Aujourd’hui, Ferhat Abbas, comme beaucoup de ses coreligionnaires, tourne le dos à l’assimilation. Son journal Égalité, dont le rédacteur en chef, Aziz Kessous, est un socialiste, un ancien partisan, lui aussi, de l’assimilation, réclame la reconnaissance d’une nation algérienne — Ferhat Abbas parlait exactement d’une République algérienne — liée à la France par les liens du fédéralisme, Ferhat Abbas a une cinquantaine d’années. C’est incontestablement un produit de la culture française. Son premier livre portait en épitaphe une citation de Pascal. Ce n’est pas un hasard. Cet esprit est en vérité pascalien par un mélange assez réussi de logique et de passion. Une formule comme celle-ci : ‘’la France sera libre et forte de nos libertés et de notre force’’ est dans le style français. C’est à notre culture que Ferhat Abbas la doit et il en est conscient. Il n’est pas jusqu’à son humour qui ne porte la même marque, quand il imprime en gros caractères, dans Égalité, cette petite annonce classée : ‘’Echangeons cent seigneurs féodaux de toutes races contre cent mille instituteurs et techniciens français’’.»

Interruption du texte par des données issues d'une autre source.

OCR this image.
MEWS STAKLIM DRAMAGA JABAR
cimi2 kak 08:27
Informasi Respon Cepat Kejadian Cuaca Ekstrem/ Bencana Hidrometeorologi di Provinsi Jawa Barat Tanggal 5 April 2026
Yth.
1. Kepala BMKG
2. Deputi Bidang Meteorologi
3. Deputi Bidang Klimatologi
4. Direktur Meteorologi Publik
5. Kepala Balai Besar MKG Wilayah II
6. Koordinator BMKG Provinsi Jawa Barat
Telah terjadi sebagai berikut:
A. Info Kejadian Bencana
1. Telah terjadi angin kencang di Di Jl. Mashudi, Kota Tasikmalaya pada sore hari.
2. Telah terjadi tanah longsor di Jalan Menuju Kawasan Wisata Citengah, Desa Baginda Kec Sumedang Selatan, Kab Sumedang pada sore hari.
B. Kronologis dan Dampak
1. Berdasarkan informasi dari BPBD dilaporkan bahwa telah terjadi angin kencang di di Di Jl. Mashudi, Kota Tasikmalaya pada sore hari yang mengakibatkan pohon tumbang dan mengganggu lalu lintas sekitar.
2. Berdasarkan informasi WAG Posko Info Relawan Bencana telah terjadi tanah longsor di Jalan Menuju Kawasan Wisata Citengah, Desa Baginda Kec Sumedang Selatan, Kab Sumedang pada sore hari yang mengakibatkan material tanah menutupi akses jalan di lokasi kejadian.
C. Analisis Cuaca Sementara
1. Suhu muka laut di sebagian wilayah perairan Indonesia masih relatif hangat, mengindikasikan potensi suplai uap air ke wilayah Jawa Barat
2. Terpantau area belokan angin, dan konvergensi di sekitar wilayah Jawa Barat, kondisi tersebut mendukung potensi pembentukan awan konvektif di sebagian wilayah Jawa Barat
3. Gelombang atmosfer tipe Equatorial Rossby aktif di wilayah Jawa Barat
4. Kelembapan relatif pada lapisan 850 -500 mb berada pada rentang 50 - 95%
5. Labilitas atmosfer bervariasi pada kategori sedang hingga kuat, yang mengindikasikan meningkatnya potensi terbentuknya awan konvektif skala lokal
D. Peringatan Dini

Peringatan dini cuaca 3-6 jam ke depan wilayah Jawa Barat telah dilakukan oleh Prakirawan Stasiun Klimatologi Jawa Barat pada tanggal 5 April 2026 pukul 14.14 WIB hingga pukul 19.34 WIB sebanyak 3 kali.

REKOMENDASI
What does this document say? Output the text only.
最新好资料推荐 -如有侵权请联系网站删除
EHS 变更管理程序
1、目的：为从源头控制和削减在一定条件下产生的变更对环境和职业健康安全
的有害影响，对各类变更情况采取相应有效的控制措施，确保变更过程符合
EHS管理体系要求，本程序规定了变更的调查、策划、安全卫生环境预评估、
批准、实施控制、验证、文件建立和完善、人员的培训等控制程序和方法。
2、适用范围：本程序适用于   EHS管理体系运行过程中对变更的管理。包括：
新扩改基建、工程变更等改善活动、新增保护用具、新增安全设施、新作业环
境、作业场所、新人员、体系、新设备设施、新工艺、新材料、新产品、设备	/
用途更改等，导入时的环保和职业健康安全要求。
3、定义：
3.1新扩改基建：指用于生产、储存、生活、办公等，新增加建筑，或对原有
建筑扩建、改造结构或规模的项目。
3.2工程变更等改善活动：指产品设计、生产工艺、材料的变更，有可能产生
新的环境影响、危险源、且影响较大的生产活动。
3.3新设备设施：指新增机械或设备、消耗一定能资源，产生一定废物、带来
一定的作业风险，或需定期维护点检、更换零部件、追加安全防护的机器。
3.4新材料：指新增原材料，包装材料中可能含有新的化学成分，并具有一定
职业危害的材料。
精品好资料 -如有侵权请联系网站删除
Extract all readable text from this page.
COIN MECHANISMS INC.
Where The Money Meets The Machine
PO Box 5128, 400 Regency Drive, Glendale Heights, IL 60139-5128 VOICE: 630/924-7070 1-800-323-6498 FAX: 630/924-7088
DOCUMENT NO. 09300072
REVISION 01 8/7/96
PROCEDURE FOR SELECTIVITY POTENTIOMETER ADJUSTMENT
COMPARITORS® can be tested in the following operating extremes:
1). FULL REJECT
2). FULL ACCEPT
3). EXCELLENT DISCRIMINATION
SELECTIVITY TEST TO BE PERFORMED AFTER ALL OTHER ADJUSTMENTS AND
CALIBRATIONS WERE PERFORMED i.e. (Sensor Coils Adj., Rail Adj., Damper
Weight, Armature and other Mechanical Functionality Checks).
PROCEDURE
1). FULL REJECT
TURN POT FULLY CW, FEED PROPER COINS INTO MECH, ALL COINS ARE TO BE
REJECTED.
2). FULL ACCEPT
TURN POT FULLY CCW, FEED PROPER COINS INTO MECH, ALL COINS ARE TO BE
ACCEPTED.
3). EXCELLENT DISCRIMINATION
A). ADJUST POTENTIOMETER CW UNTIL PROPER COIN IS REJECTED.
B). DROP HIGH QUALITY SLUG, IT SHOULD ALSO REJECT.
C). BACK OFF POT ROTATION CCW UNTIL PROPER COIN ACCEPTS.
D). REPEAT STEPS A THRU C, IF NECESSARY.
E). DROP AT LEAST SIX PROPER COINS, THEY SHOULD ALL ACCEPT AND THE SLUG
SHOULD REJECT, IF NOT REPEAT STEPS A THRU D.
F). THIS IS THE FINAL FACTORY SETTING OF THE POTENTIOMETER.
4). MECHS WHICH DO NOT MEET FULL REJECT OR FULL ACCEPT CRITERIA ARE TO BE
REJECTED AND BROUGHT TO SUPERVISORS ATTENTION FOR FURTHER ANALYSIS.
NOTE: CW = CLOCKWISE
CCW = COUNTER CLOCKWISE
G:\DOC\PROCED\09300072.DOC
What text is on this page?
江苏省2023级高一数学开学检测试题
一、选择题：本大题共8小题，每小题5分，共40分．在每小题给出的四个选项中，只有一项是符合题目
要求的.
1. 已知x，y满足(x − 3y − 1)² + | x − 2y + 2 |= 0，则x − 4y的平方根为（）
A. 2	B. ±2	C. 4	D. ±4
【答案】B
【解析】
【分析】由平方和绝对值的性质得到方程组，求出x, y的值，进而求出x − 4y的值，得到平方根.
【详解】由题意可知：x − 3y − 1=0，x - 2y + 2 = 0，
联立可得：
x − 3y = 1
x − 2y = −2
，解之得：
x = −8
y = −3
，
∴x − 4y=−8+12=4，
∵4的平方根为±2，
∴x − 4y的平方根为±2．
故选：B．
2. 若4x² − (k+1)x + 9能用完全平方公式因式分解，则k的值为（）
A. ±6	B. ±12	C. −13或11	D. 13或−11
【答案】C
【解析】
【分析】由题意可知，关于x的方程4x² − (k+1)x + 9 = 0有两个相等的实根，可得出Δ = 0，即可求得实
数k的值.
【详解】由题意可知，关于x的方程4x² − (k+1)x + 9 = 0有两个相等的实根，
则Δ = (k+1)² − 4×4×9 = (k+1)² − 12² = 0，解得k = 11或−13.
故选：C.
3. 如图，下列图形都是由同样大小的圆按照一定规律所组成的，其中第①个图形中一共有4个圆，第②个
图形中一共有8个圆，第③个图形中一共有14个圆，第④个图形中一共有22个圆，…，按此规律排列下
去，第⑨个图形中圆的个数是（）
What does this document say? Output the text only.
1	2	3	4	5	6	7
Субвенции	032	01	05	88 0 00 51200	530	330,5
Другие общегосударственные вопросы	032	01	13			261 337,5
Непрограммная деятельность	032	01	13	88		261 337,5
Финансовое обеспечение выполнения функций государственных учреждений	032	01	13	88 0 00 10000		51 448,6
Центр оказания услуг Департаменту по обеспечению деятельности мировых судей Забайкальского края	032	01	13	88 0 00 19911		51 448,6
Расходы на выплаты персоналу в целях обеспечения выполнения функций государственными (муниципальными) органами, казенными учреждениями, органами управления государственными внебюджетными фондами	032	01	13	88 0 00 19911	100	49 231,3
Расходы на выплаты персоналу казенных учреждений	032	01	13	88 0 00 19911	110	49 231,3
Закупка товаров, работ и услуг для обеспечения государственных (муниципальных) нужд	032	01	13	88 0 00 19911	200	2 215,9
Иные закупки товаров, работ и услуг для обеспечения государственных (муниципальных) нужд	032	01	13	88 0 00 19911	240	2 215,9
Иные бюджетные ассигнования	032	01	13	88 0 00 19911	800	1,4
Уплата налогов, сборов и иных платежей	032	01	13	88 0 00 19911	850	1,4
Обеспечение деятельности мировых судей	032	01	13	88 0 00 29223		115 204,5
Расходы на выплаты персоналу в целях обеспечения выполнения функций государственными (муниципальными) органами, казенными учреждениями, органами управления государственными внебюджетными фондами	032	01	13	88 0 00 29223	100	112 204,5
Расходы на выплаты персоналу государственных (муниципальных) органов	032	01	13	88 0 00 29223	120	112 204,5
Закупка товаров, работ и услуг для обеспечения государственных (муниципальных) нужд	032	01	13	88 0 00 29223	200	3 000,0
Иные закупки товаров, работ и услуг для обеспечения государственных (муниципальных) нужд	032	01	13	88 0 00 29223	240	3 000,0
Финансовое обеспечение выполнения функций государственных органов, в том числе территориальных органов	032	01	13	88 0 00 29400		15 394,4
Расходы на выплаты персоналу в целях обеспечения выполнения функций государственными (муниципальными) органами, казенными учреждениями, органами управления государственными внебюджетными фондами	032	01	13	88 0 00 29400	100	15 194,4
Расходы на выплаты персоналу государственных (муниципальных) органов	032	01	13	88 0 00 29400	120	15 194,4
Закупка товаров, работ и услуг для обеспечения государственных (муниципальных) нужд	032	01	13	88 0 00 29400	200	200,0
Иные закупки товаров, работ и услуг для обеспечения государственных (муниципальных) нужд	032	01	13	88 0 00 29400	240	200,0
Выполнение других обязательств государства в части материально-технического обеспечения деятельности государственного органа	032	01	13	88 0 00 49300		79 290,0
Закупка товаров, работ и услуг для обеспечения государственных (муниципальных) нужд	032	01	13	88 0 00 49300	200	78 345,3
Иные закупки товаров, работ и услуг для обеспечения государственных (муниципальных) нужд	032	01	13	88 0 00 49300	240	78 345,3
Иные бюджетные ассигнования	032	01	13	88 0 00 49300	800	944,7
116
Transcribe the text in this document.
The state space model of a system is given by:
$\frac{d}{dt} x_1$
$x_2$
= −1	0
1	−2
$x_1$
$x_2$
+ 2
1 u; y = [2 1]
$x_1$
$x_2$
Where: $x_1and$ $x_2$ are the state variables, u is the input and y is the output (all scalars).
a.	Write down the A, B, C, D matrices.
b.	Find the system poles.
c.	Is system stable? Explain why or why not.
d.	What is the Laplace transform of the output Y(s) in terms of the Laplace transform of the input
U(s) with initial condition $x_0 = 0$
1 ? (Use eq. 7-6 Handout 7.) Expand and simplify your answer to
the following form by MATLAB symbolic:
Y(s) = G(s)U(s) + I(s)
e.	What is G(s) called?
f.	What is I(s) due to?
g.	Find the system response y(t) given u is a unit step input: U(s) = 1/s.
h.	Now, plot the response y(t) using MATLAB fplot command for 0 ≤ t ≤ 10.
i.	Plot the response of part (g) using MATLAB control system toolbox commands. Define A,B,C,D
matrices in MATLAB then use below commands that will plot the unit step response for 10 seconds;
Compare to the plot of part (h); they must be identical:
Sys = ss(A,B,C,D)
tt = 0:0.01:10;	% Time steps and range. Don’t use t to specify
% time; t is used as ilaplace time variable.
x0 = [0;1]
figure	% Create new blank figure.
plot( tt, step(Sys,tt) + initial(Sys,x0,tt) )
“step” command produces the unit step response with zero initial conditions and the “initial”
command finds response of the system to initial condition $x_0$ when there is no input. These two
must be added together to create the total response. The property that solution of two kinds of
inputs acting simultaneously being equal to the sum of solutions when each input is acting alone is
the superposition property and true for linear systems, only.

Ferhat Abbas exprime sa foi dans la science et le progrès, il disait : «Dans le siècle de la locomotive et de l’avion, le spectacle d’une multitude déguenillée est une absurdité historique […].» Ces mots résonnent aujourd’hui avec plus de force dans un univers où le monde digital et l’Intelligence artificielle sont les marqueurs de la société de demain.
Marqué par une rupture avec une époque vécue par Ferhat Abbas pour la revendication des droits et une place pour l’Algérie dans le concert des nations et celle qui va poindre, il préconisait avec force «d’en appeler à une révolution économique et sociale fondée sur le travail, la discipline et l’amour de la science». Cette expression est le reflet de ses réflexions de prison écrites en mai 1946, dans Mon testament . Il conclut : «Ni assimilation ni nouveau maître.» Il y a là un humanisme profond, une conviction de vivre pour l’Algérie. Il explique que le savoir et la connaissance sont les seuls outils pour mettre fin au cycle millénaire de misère permanente (invasion, colonisation…), de notre droit à vivre et à exister, en somme un hymne à l’humanisme et au vivre-ensemble.
Camus poursuit en nous faisant découvrir la pensée de Ferhat Abbas à travers le Manifeste : «Cet esprit cultivé et indépendant a suivi l’évolution qui a été celle de son peuple et il a traduit cet ensemble d’aspirations dans un manifeste publié le 10 février 1943 et qui fut accepté par le général Catroux comme base de discussion.»
Car Ferhat Abbas croit avec force à l’État moderne et aux lois modernes qui balaient tout mais offrent des outils d’évaluation pour s’y adapter et ne pas uniquement subir cette évolution. Lucide sur les réalités des rapports de force, Ferhat Abbas, estimera Malika Rahal, est l’homme qui a «laissé à la postérité cette orientation… Comme à l’entrée du laboratoire de cet éminent universitaire, inscrivons au seuil de notre mouvement d’émancipation : ‘’Ici, pour aller vite, il faut marcher doucement’’».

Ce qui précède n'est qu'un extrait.